Now she's trying to claim that she's been conscientious in investigating complaints. Nice try, Sharon. (CLICK HERE to see all posts about Sharon Jones.)
The SDUT has, until now, been very helpful in keeping information under wraps when it received documentation of wrongdoing at SDCOE. But recently it published this editorial:
Feckless, hapless, clueless
Handling of county schools conflict of interest is unacceptable
March 29, 2009
In the grand scheme of things, the San Diego County Office of Education is something of an obscure bit player. It provides administrative support to local school districts and runs continuation schools for students with disciplinary problems. This fringe status, however, does not excuse it from having to meet basic standards of good government.
That absolutely hasn't happened in the case of Daniel Puplava, who manages the office's retirement program while also working as a private broker who sells investments to administrators and teachers served by the program. This is prohibited, according to a 2008 opinion from the state Attorney General's Office.
But even with such an opinion, it is obvious that this is an unacceptable conflict of interest. While a full-time school office employee, Puplava lined up fellow government employees for his private brokerage and used his government phone as his primary contact number. Incredibly, Superintendent Randolph Ward himself bought an annuity from Puplava shortly after Ward began work in 2006.
Now Ward is refusing to answer questions on the matter. Board trustees John Witt and Mark Anderson also are stonewalling. Trustee Sharon Hartley says it's much ado about nothing, evidently concluding that the county schools office is not answerable to Attorney General Jerry Brown. Board President Sharon Jones pretends she's not allowed to comment on the matter because of “personnel” rules. Only trustee Jerry Rindone shows the appropriate level of dismay.
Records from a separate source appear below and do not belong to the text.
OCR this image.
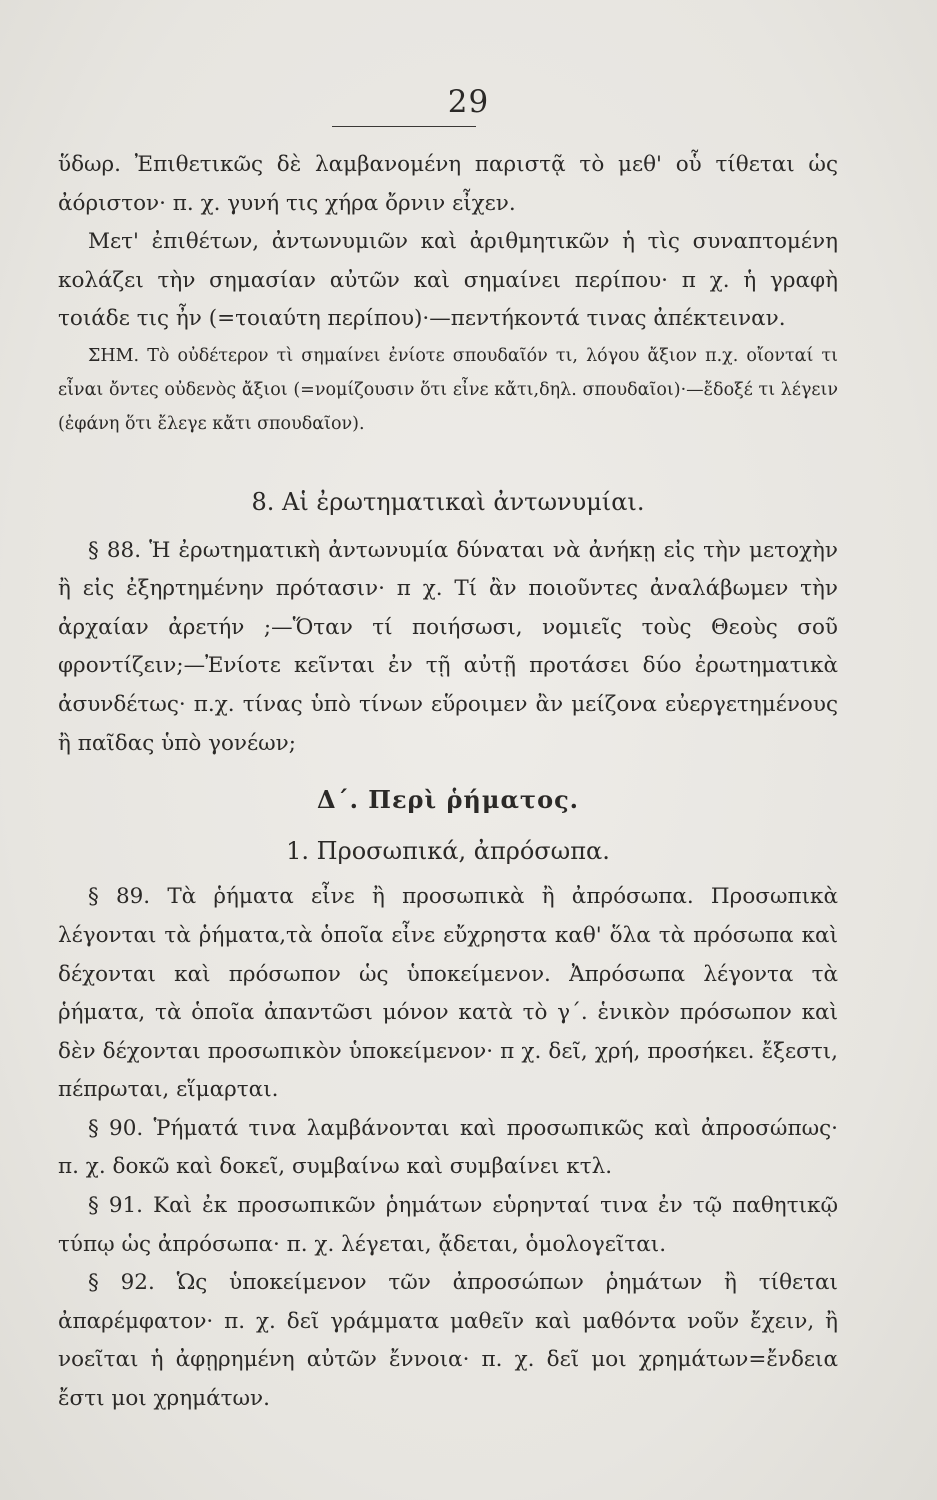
29

ὕδωρ. Ἐπιθετικῶς δὲ λαμβανομένη παριστᾷ τὸ μεθ' οὗ τίθεται ὡς ἀόριστον· π. χ. γυνή τις χήρα ὄρνιν εἶχεν.

Μετ' ἐπιθέτων, ἀντωνυμιῶν καὶ ἀριθμητικῶν ἡ τὶς συναπτομένη κολάζει τὴν σημασίαν αὐτῶν καὶ σημαίνει περίπου· π χ. ἡ γραφὴ τοιάδε τις ἦν (=τοιαύτη περίπου)·—πεντήκοντά τινας ἀπέκτειναν.

ΣΗΜ. Τὸ οὐδέτερον τὶ σημαίνει ἐνίοτε σπουδαῖόν τι, λόγου ἄξιον π.χ. οἴονταί τι εἶναι ὄντες οὐδενὸς ἄξιοι (=νομίζουσιν ὅτι εἶνε κἄτι,δηλ. σπουδαῖοι)·—ἔδοξέ τι λέγειν (ἐφάνη ὅτι ἔλεγε κἄτι σπουδαῖον).

8. Αἱ ἐρωτηματικαὶ ἀντωνυμίαι.

§ 88. Ἡ ἐρωτηματικὴ ἀντωνυμία δύναται νὰ ἀνήκῃ εἰς τὴν μετοχὴν ἢ εἰς ἐξηρτημένην πρότασιν· π χ. Τί ἂν ποιοῦντες ἀναλάβωμεν τὴν ἀρχαίαν ἀρετήν ;—Ὅταν τί ποιήσωσι, νομιεῖς τοὺς Θεοὺς σοῦ φροντίζειν;—Ἐνίοτε κεῖνται ἐν τῇ αὐτῇ προτάσει δύο ἐρωτηματικὰ ἀσυνδέτως· π.χ. τίνας ὑπὸ τίνων εὕροιμεν ἂν μείζονα εὐεργετημένους ἢ παῖδας ὑπὸ γονέων;

Δ΄. Περὶ ῥήματος.
1. Προσωπικά, ἀπρόσωπα.

§ 89. Τὰ ῥήματα εἶνε ἢ προσωπικὰ ἢ ἀπρόσωπα. Προσωπικὰ λέγονται τὰ ῥήματα,τὰ ὁποῖα εἶνε εὔχρηστα καθ' ὅλα τὰ πρόσωπα καὶ δέχονται καὶ πρόσωπον ὡς ὑποκείμενον. Ἀπρόσωπα λέγοντα τὰ ῥήματα, τὰ ὁποῖα ἀπαντῶσι μόνον κατὰ τὸ γ΄. ἑνικὸν πρόσωπον καὶ δὲν δέχονται προσωπικὸν ὑποκείμενον· π χ. δεῖ, χρή, προσήκει. ἔξεστι, πέπρωται, εἵμαρται.

§ 90. Ῥήματά τινα λαμβάνονται καὶ προσωπικῶς καὶ ἀπροσώπως· π. χ. δοκῶ καὶ δοκεῖ, συμβαίνω καὶ συμβαίνει κτλ.

§ 91. Καὶ ἐκ προσωπικῶν ῥημάτων εὑρηνταί τινα ἐν τῷ παθητικῷ τύπῳ ὡς ἀπρόσωπα· π. χ. λέγεται, ᾄδεται, ὁμολογεῖται.

§ 92. Ὡς ὑποκείμενον τῶν ἀπροσώπων ῥημάτων ἢ τίθεται ἀπαρέμφατον· π. χ. δεῖ γράμματα μαθεῖν καὶ μαθόντα νοῦν ἔχειν, ἢ νοεῖται ἡ ἀφῃρημένη αὐτῶν ἔννοια· π. χ. δεῖ μοι χρημάτων=ἔνδεια ἔστι μοι χρημάτων.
A respected high school principal and Chula Vista councilman before being elected to the county schools board, Rindone understands this isn't how government is supposed to work.
That doesn't hold for Ward, Witt, Anderson, Hartley and Jones. Their “what, me worry?” approach is an embarrassment.
Letter to the Editor of the San Diego Union-Tribune:
April 2, 2009
The Union-Tribune mistook our silence for inaction. As president of the county Board of Education, I wish to state that county schools Superintendent Randolph E. Ward and I take the allegations in the editorial very seriously. Omitted was the fact that three separate government investigations of the Fringe Benefit Consortium deferred compensation program manager have been conducted. Those investigations (by the Securities and Exchange Commission, Financial Industry Regulatory Authority and the county District Attorney's Office) resulted in no charges of any kind.
It was also not mentioned that the consortium and its manager are the focus of on-going civil litigation. County Office of Education staff investigated the allegations prior to the three investigations. But the fact remains that we risk significant public and personal liability by offering comments on matters currently in civil court and dealing with confidential personnel issues.
Your readers should know that the county superintendent had legal counsel review all operational aspects of the consortium, commissioned a third-party audit of the consortium, and began to restructure the entire consortium program shortly after being appointed by the board. Those actions were taken to guard against the very kind of allegations the Union-Tribune has brought forth, and to ensure proper checks and balances are in place.